A typical healthy human brain contains about 200 billion nerve cells, or neurons, linked to one another via hundreds of trillions of tiny contacts called synapses. It is at these synapses that an electrical impulse traveling along one neuron is relayed to another, either enhancing or inhibiting the likelihood that the second nerve will fire an impulse of its own. One neuron may make tens of thousands of synaptic contacts with other neurons, said Stephen Smith, PhD, senior author of a paper published Nov. 18 in Neuron.

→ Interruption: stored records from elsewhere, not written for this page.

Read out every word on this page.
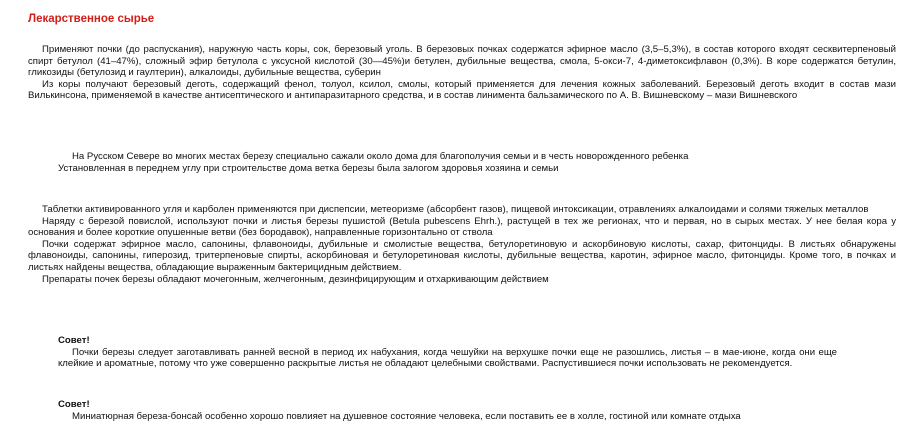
Лекарственное сырье

Применяют почки (до распускания), наружную часть коры, сок, березовый уголь. В березовых почках содержатся эфирное масло (3,5–5,3%), в состав которого входят сесквитерпеновый спирт бетулол (41–47%), сложный эфир бетулола с уксусной кислотой (30—45%)и бетулен, дубильные вещества, смола, 5-окси-7, 4-диметоксифлавон (0,3%). В коре содержатся бетулин, гликозиды (бетулозид и гаултерин), алкалоиды, дубильные вещества, суберин

Из коры получают березовый деготь, содержащий фенол, толуол, ксилол, смолы, который применяется для лечения кожных заболеваний. Березовый деготь входит в состав мази Вилькинсона, применяемой в качестве антисептического и антипаразитарного средства, и в состав линимента бальзамического по А. В. Вишневскому – мази Вишневского

На Русском Севере во многих местах березу специально сажали около дома для благополучия семьи и в честь новорожденного ребенка

Установленная в переднем углу при строительстве дома ветка березы была залогом здоровья хозяина и семьи

Таблетки активированного угля и карболен применяются при диспепсии, метеоризме (абсорбент газов), пищевой интоксикации, отравлениях алкалоидами и солями тяжелых металлов

Наряду с березой повислой, используют почки и листья березы пушистой (Betula pubescens Ehrh.), растущей в тех же регионах, что и первая, но в сырых местах. У нее белая кора у основания и более короткие опушенные ветви (без бородавок), направленные горизонтально от ствола

Почки содержат эфирное масло, сапонины, флавоноиды, дубильные и смолистые вещества, бетулоретиновую и аскорбиновую кислоты, сахар, фитонциды. В листьях обнаружены флавоноиды, сапонины, гиперозид, тритерпеновые спирты, аскорбиновая и бетулоретиновая кислоты, дубильные вещества, каротин, эфирное масло, фитонциды. Кроме того, в почках и листьях найдены вещества, обладающие выраженным бактерицидным действием.

Препараты почек березы обладают мочегонным, желчегонным, дезинфицирующим и отхаркивающим действием

Совет!

Почки березы следует заготавливать ранней весной в период их набухания, когда чешуйки на верхушке почки еще не разошлись, листья – в мае-июне, когда они еще клейкие и ароматные, потому что уже совершенно раскрытые листья не обладают целебными свойствами. Распустившиеся почки использовать не рекомендуется.

Совет!

Миниатюрная береза-бонсай особенно хорошо повлияет на душевное состояние человека, если поставить ее в холле, гостиной или комнате отдыха
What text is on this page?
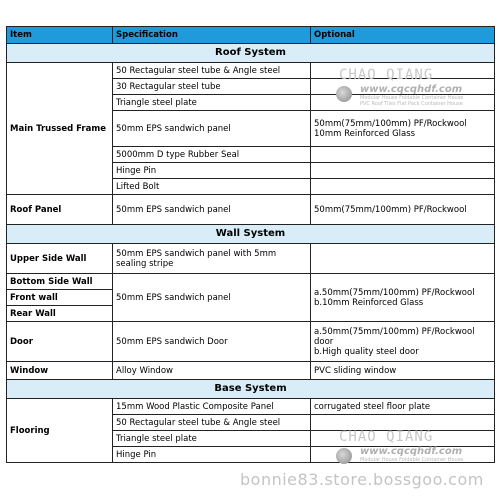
Item	Specification	Optional
Roof System		
Main Trussed Frame	50 Rectagular steel tube & Angle steel	
	30 Rectagular steel tube	
	Triangle steel plate	
	50mm EPS sandwich panel	50mm(75mm/100mm) PF/Rockwool
10mm Reinforced Glass
	5000mm D type Rubber Seal	
	Hinge Pin	
	Lifted Bolt	
Roof Panel	50mm EPS sandwich panel	50mm(75mm/100mm) PF/Rockwool
Wall System		
Upper Side Wall	50mm EPS sandwich panel with 5mm sealing stripe	
Bottom Side Wall	50mm EPS sandwich panel	a.50mm(75mm/100mm) PF/Rockwool
b.10mm Reinforced Glass
Front wall		
Rear Wall		
Door	50mm EPS sandwich Door	a.50mm(75mm/100mm) PF/Rockwool door
b.High quality steel door
Window	Alloy Window	PVC sliding window
Base System		
Flooring	15mm Wood Plastic Composite Panel	corrugated steel floor plate
	50 Rectagular steel tube & Angle steel	
	Triangle steel plate	
	Hinge Pin	
CHAO QIANG
www.cqcqhdf.com
Modular House Foldable Container House
PVC Roof Tiles Flat Pack Container House
CHAO QIANG
www.cqcqhdf.com
Modular House Foldable Container House
bonnie83.store.bossgoo.com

The new imaging system allows researchers to “travel” through the 3-D mosaic of neurons and observe different colors corresponding to different synaptic types just as a voyager might transit outer space and note the different hues of the stars dotting the infinite blackness. And to make a movie of the whole trip.

This level of detailed visualization has never been achieved before. “The entire anatomical context of the synapses is preserved. You know right where each one is, and what kind it is. Observed in this manner, the brain’s overall complexity is almost beyond belief”, said Smith. “One synapse, by itself, is more like a microprocessor —with both memory-storage and information-processing elements — than a mere on/off switch. In fact, one synapse may contain on the order of 1,000 molecular-scale switches. A single human brain has more switches than all the computers and routers and Internet connections on Earth,” he said.

Researchers plan to use array tomography to tease out more such distinctions within classes of synapses. That should accelerate neuroscientists’ progress in, for example, identifying the synapses that are lost after traumatic brain injury, or in neurodegenerative disorders such as Alzheimer’s.